Here's why: Any threat to Metro's monopoly on garbage ultimately threatens its power to collect taxes on that garbage, which currently go to support recycling.

Then there's the issue of competition. Metro has already lowered tipping fees by 17 percent in the past three years and is considering a third price cut, all because of plunging landfill prices across the Northwest. If Waste Connections is allowed to compete, tipping fees will go even lower, which is bad news for recyclers.


10 Recycling isn't enough
If the canoe's sinking faster than you can bale, plug the leak. The analogy holds true for garbage, but government programs and consumer awareness don't reflect it. Public programs continue to focus on recycling, at the expense of waste prevention and in the face of damning statistics. Sure, Oregonians are recycling more, but we're also throwing away more. Production of trash in this state has risen from 5.7 pounds per person per day in 1992 to 7.2 pounds last year. Portlanders do worse, throwing out 8.5 pounds of trash a day.

Clearly recycling's great, but it's not the best solution. "You save more resources, you save more energy and reduce more pollution by simply not producing as much in the first place," says the DEQ's Taylor, a former OSPIRG organizer who once led an unsuccessful fight to regulate wasteful packaging in Oregon. "I think we in government need to do a better job of educating the public about waste prevention."
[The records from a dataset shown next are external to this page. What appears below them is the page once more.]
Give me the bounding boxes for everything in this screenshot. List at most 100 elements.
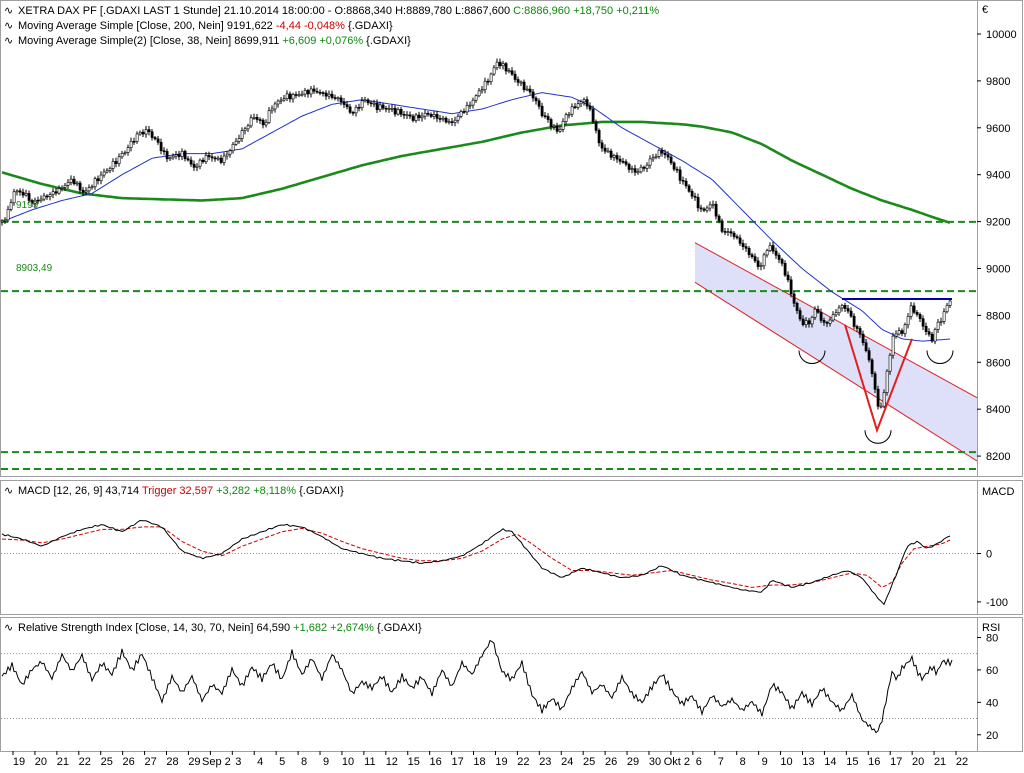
candle-body <box>552 125 556 128</box>
candle-body <box>537 100 541 107</box>
candle-body <box>444 117 448 123</box>
x-tick-label: 3 <box>235 756 241 768</box>
price-tick-label: 9000 <box>986 263 1010 275</box>
candle-body <box>585 99 589 107</box>
x-tick-label: 10 <box>342 756 354 768</box>
candle-body <box>123 152 127 154</box>
candle-body <box>291 94 295 100</box>
candle-body <box>450 121 454 123</box>
candle-body <box>645 164 649 169</box>
candle-body <box>336 97 340 100</box>
x-tick-label: 21 <box>57 756 69 768</box>
candle-body <box>567 113 571 116</box>
candle-body <box>726 231 730 233</box>
x-tick-label: 22 <box>956 756 968 768</box>
candle-body <box>294 94 298 96</box>
candle-body <box>231 143 235 152</box>
candle-body <box>579 101 583 105</box>
candle-body <box>66 182 70 186</box>
rsi-axis: 80 60 40 20 <box>977 632 998 742</box>
candle-body <box>855 326 859 329</box>
candle-body <box>711 203 715 206</box>
candle-body <box>321 92 325 94</box>
candle-body <box>51 191 55 195</box>
x-tick-label: 28 <box>166 756 178 768</box>
x-tick-label: 7 <box>718 756 724 768</box>
candle-body <box>513 73 517 80</box>
candle-body <box>945 305 949 313</box>
ma38-legend-part: 8699,911 <box>234 35 282 47</box>
x-tick-label: 9 <box>762 756 768 768</box>
candle-body <box>804 320 808 325</box>
candle-body <box>57 188 61 194</box>
candle-body <box>846 308 850 312</box>
x-tick-label: 10 <box>780 756 792 768</box>
candle-body <box>288 93 292 100</box>
candle-body <box>408 114 412 117</box>
candle-body <box>219 157 223 163</box>
ma200-legend-part: -4,44 -0,048% <box>276 20 345 32</box>
x-tick-label: 19 <box>495 756 507 768</box>
candle-body <box>735 236 739 239</box>
candle-body <box>672 162 676 170</box>
macd-axis-title: MACD <box>982 486 1014 498</box>
candle-body <box>858 328 862 335</box>
candle-body <box>507 70 511 73</box>
candle-body <box>396 108 400 115</box>
macd-axis-frame <box>977 480 1023 615</box>
candle-body <box>69 178 73 183</box>
candle-body <box>915 312 919 315</box>
candle-body <box>426 112 430 115</box>
candle-body <box>324 92 328 97</box>
candle-body <box>534 97 538 102</box>
candle-body <box>213 157 217 160</box>
candle-body <box>741 243 745 247</box>
candle-body <box>582 99 586 103</box>
candle-body <box>933 329 937 342</box>
candle-body <box>210 156 214 159</box>
candle-body <box>405 114 409 117</box>
candle-body <box>912 305 916 313</box>
x-tick-label: 16 <box>430 756 442 768</box>
candle-body <box>429 114 433 117</box>
candle-body <box>684 180 688 187</box>
candle-body <box>927 331 931 335</box>
candle-body <box>774 250 778 256</box>
price-tick-label: 9200 <box>986 217 1010 229</box>
candle-body <box>462 111 466 113</box>
candle-body <box>207 155 211 158</box>
candle-body <box>234 140 238 145</box>
candle-body <box>276 100 280 105</box>
candle-body <box>27 193 31 201</box>
candle-body <box>108 168 112 171</box>
candle-body <box>75 182 79 185</box>
candle-body <box>519 81 523 84</box>
x-tick-label: 8 <box>740 756 746 768</box>
candle-body <box>612 155 616 158</box>
x-tick-label: 19 <box>13 756 25 768</box>
candle-body <box>135 133 139 142</box>
candle-body <box>243 128 247 131</box>
candle-body <box>843 305 847 309</box>
candle-body <box>939 321 943 323</box>
candle-body <box>318 91 322 94</box>
candle-body <box>690 191 694 197</box>
candle-body <box>414 114 418 121</box>
candle-body <box>18 190 22 193</box>
candle-body <box>525 88 529 91</box>
candle-body <box>24 193 28 196</box>
candle-body <box>468 104 472 107</box>
candle-body <box>357 107 361 109</box>
candle-body <box>60 186 64 189</box>
candle-body <box>573 106 577 109</box>
candle-body <box>660 149 664 154</box>
candle-body <box>642 166 646 169</box>
candle-body <box>759 265 763 268</box>
candle-body <box>138 131 142 135</box>
candle-body <box>387 108 391 110</box>
candle-body <box>246 125 250 130</box>
candle-body <box>192 163 196 168</box>
candle-body <box>795 302 799 311</box>
candle-body <box>420 115 424 119</box>
x-tick-label: 15 <box>408 756 420 768</box>
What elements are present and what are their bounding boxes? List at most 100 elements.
Trash Talk: Where It All Goes

METRO
The regional government may be best known for its battle to stop urban sprawl, but it also controls the local garbage empire--and therefore has a big influence on recycling. Metro regulates your rubbish from your curb to transfer stations and recovery facilities and on to its final resting place in landfills. Metro gets a percentage of the tipping fee, giving it an annual take of $59 million. Last year it spent $4.1 million on its recycling program.

GARBAGE

HAULERS
Garbage and recyclables are collected by haulers. Residential service is franchised by local government, meaning customers must use the hauler that serves their neighborhood. Businesses can shop around.

TRANSFER STATIONS
There are 31 stations in the metro area. Some sorting is done, but transfer stations primarily are places where garbage picked up by haulers is transferred to larger trucks for shipping to a landfill. Some are public, some private. All are regulated by Metro, which sets the fee charged to haulers (currently $62.50 a ton).

COLUMBIA RIDGE LANDFILL
Most of the metro area's garbage ends up in the Columbia Ridge Landfill, located in the far reaches of northeastern Oregon. It is owned by Waste Management Inc. and receives a cut of the tipping fee paid to transfer stations. A small portion of the region's garbage goes
to a landfill in Yamhill County that is also owned by Waste Management Inc.

RECYCLABLES

GARBAGE & RECYCLABLES
Nobody will take your trash for free. Residential garbage rates, which include a recycling fee, are set by local governments. Businesses can strike their own deals.

SORTING FACILITIES
There are five privately owned material-recovery facilities that sort recyclable materials. In some cases they sort recyclables from garbage; in others they sort different types of recyclables. They are regulated by Metro, which pays them an incentive depending on how much recyclable material they divert from landfills.

RECYCLED MATERIALS MARKET
Recyclable material goes to a variety of markets. Newsprint is shipped to mills for de-inking and reuse; lumber is chipped and used to fuel furnaces; glass is shattered and sent to bottle makers or fiberglass manufacturers; and recycled plastic returns as new milk jugs, fleece jackets or fake wood.